The argument based on Jordan-Holder represents each divisor a of n as 
the order of the subgroup A = (n/a)Z_n of Z_n (so in particular n is 
represented as Z_n and 1 as the singleton nZ_n).  In this representation 
lcm(a,b) is represented as the group A+B = {a+b | a in A and b in B} 
(the addition being that of Z_n) while gcd(a,b) is represented as A&B = 
{a | a in A and a in B}, both being subgroups of Z_n.
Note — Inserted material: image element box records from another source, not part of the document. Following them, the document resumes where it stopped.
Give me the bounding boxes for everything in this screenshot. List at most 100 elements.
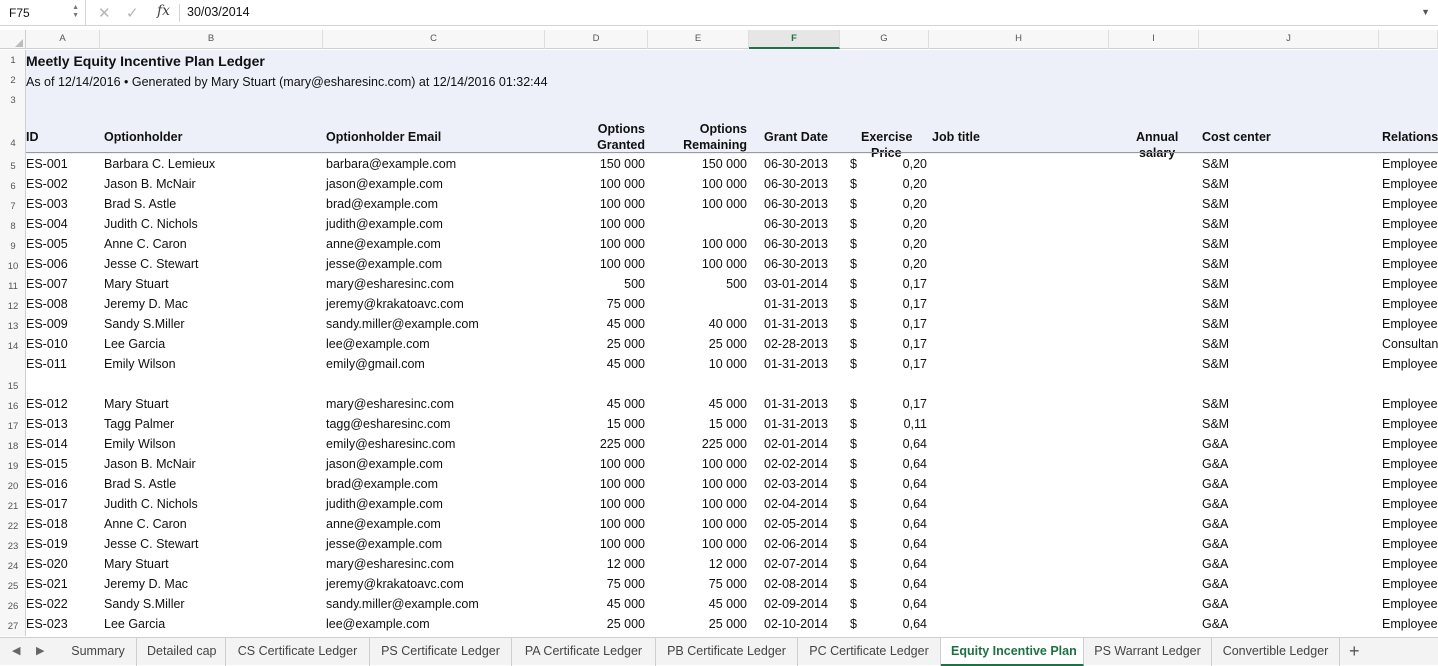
column-header-j[interactable]: J [1199,30,1379,49]
cell-id[interactable]: ES-022 [26,597,68,611]
cell-options-remaining[interactable]: 45 000 [708,397,747,411]
cell-options-remaining[interactable]: 12 000 [708,557,747,571]
cell-currency[interactable]: $ [850,357,857,371]
cell-email[interactable]: lee@example.com [326,337,430,351]
name-box-spinner-icon[interactable]: ▲ ▼ [72,4,79,19]
cell-cost-center[interactable]: S&M [1202,297,1230,311]
cell-exercise-price[interactable]: 0,17 [902,357,927,371]
cell-currency[interactable]: $ [850,397,857,411]
cell-options-granted[interactable]: 500 [624,277,645,291]
cell-relationship[interactable]: Employee [1382,457,1438,471]
cell-exercise-price[interactable]: 0,64 [902,497,927,511]
cell-cost-center[interactable]: S&M [1202,177,1230,191]
row-number[interactable]: 11 [8,281,18,292]
cell-id[interactable]: ES-007 [26,277,68,291]
cell-email[interactable]: sandy.miller@example.com [326,317,479,331]
cell-grant-date[interactable]: 01-31-2013 [764,297,828,311]
cell-options-granted[interactable]: 100 000 [599,477,645,491]
cell-relationship[interactable]: Employee [1382,397,1438,411]
cell-currency[interactable]: $ [850,457,857,471]
cell-exercise-price[interactable]: 0,64 [902,617,927,631]
cell-optionholder[interactable]: Brad S. Astle [104,197,177,211]
cell-email[interactable]: anne@example.com [326,517,441,531]
cell-id[interactable]: ES-018 [26,517,68,531]
cell-options-remaining[interactable]: 150 000 [701,157,747,171]
spreadsheet-grid[interactable]: 1 2 3 4 Meetly Equity Incentive Plan Ledger A… [0,50,1438,636]
cell-options-remaining[interactable]: 10 000 [708,357,747,371]
sheet-tab-convertible-ledger[interactable]: Convertible Ledger [1212,638,1340,666]
cell-optionholder[interactable]: Mary Stuart [104,397,169,411]
cell-cost-center[interactable]: S&M [1202,257,1230,271]
cell-optionholder[interactable]: Anne C. Caron [104,517,187,531]
cell-optionholder[interactable]: Jason B. McNair [104,177,196,191]
cell-cost-center[interactable]: S&M [1202,197,1230,211]
cell-grant-date[interactable]: 02-07-2014 [764,557,828,571]
cell-email[interactable]: brad@example.com [326,197,439,211]
sheet-tab-summary[interactable]: Summary [60,638,137,666]
cell-options-granted[interactable]: 100 000 [599,177,645,191]
column-header-d[interactable]: D [545,30,648,49]
cell-email[interactable]: emily@gmail.com [326,357,425,371]
cell-currency[interactable]: $ [850,577,857,591]
cell-reference[interactable]: F75 [9,6,30,20]
select-all-corner[interactable] [0,30,26,49]
cell-cost-center[interactable]: G&A [1202,577,1229,591]
cell-exercise-price[interactable]: 0,64 [902,557,927,571]
formula-input[interactable]: 30/03/2014 [187,5,250,19]
cell-optionholder[interactable]: Jason B. McNair [104,457,196,471]
cell-id[interactable]: ES-002 [26,177,68,191]
add-sheet-button[interactable]: + [1349,641,1360,661]
cell-cost-center[interactable]: S&M [1202,277,1230,291]
cell-relationship[interactable]: Employee [1382,597,1438,611]
cell-cost-center[interactable]: G&A [1202,517,1229,531]
cell-options-remaining[interactable]: 100 000 [701,237,747,251]
cell-options-granted[interactable]: 75 000 [606,297,645,311]
cell-relationship[interactable]: Employee [1382,217,1438,231]
cell-optionholder[interactable]: Jesse C. Stewart [104,537,199,551]
cell-exercise-price[interactable]: 0,20 [902,197,927,211]
cell-currency[interactable]: $ [850,537,857,551]
cell-relationship[interactable]: Employee [1382,237,1438,251]
cell-grant-date[interactable]: 01-31-2013 [764,397,828,411]
cell-options-granted[interactable]: 45 000 [606,397,645,411]
cell-relationship[interactable]: Employee [1382,157,1438,171]
cell-exercise-price[interactable]: 0,64 [902,457,927,471]
column-header-g[interactable]: G [840,30,929,49]
cell-grant-date[interactable]: 02-05-2014 [764,517,828,531]
cell-grant-date[interactable]: 06-30-2013 [764,217,828,231]
cell-options-granted[interactable]: 100 000 [599,457,645,471]
cell-exercise-price[interactable]: 0,20 [902,177,927,191]
row-number[interactable]: 16 [7,401,19,412]
row-number[interactable]: 14 [7,341,19,352]
cell-options-remaining[interactable]: 100 000 [701,477,747,491]
cell-currency[interactable]: $ [850,157,857,171]
cell-id[interactable]: ES-008 [26,297,68,311]
cell-email[interactable]: brad@example.com [326,477,439,491]
cell-cost-center[interactable]: S&M [1202,317,1230,331]
cell-id[interactable]: ES-016 [26,477,68,491]
cell-options-remaining[interactable]: 15 000 [708,417,747,431]
previous-sheet-icon[interactable]: ◀ [12,645,21,657]
row-number[interactable]: 12 [7,301,19,312]
cell-cost-center[interactable]: S&M [1202,237,1230,251]
cell-email[interactable]: judith@example.com [326,217,443,231]
cell-grant-date[interactable]: 02-01-2014 [764,437,828,451]
cell-options-remaining[interactable]: 225 000 [701,437,747,451]
row-number[interactable]: 15 [7,381,19,392]
cell-options-remaining[interactable]: 25 000 [708,337,747,351]
cell-email[interactable]: jeremy@krakatoavc.com [326,577,464,591]
cell-options-granted[interactable]: 25 000 [606,617,645,631]
cell-options-granted[interactable]: 225 000 [599,437,645,451]
cell-currency[interactable]: $ [850,517,857,531]
cell-relationship[interactable]: Employee [1382,437,1438,451]
cell-grant-date[interactable]: 02-04-2014 [764,497,828,511]
cell-grant-date[interactable]: 01-31-2013 [764,357,828,371]
column-header-a[interactable]: A [26,30,100,49]
cell-id[interactable]: ES-015 [26,457,68,471]
cell-id[interactable]: ES-021 [26,577,68,591]
cell-email[interactable]: jason@example.com [326,177,443,191]
cell-grant-date[interactable]: 06-30-2013 [764,257,828,271]
cell-cost-center[interactable]: S&M [1202,157,1230,171]
row-number[interactable]: 4 [10,138,16,149]
cell-cost-center[interactable]: G&A [1202,557,1229,571]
The trick is to compose the epi m: Z_n --> Z_n/B defined as m(i) = i mod 
n/b with the inclusion i: A --> Z_n and observe that ker(mi) is A&B 
(intersection of A and B, the representation of gcd(a,b)) while im(mi) 
consists of the elements of (A+B)/B (as elements of Z_{n/b}).  But for 
any group homomorphism f: G --> H, im(f) ~ dom(f)/ker(f), here (A+B)/B ~ 
A/(A&B).  That is, lcm(a,b)/b = a/gcd(a,b).
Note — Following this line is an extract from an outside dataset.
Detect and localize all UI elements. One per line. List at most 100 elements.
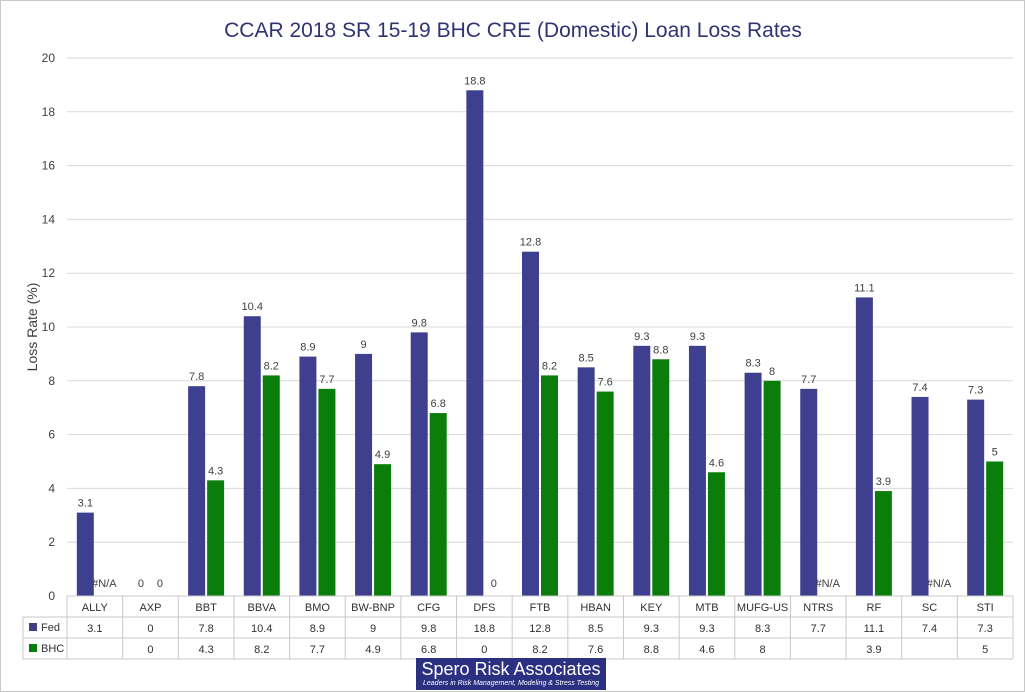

Even without the applicability of Jordan-Holder to belian groups (as 
Peter Freyd likes to call nonabelian groups) this is still clearly a 
different proof from those that appeal to some version of Bezout's Identity.

The simple core of the latter class of proofs is that if pr = qs with 
primes p<q consists of two disjoint lists of primes then p does not 
appear in any factorization of the right hand side of p(r-s) = (q-p)s. 
The counterpart of that core for this Jordan-Holder proof seems to me to 
be the equally simple observation that lcm(p,q) = pq when p and q are 
prime, from which FT Arith follows straightforwardly.  This is 
essentially different from Euclid's Lemma, that if p divides ab then it 
divides one of a or b, usually proved from Bezout's Identity.

So I would say a proof of FT Arith via lcm(p,q) = pq, whether proved 
using the abstract-nonsense Jordan-Holder argument or by some more 
elementary number-theoretic argument, is different from the various 
proofs via Bezout's Identity in one or another disguise.

I looked in a few places but couldn't find this argument.  It must 
surely be somewhere---what does Conway think?  If not then you ought to 
put it in something like the College Mathematics Journal for the record.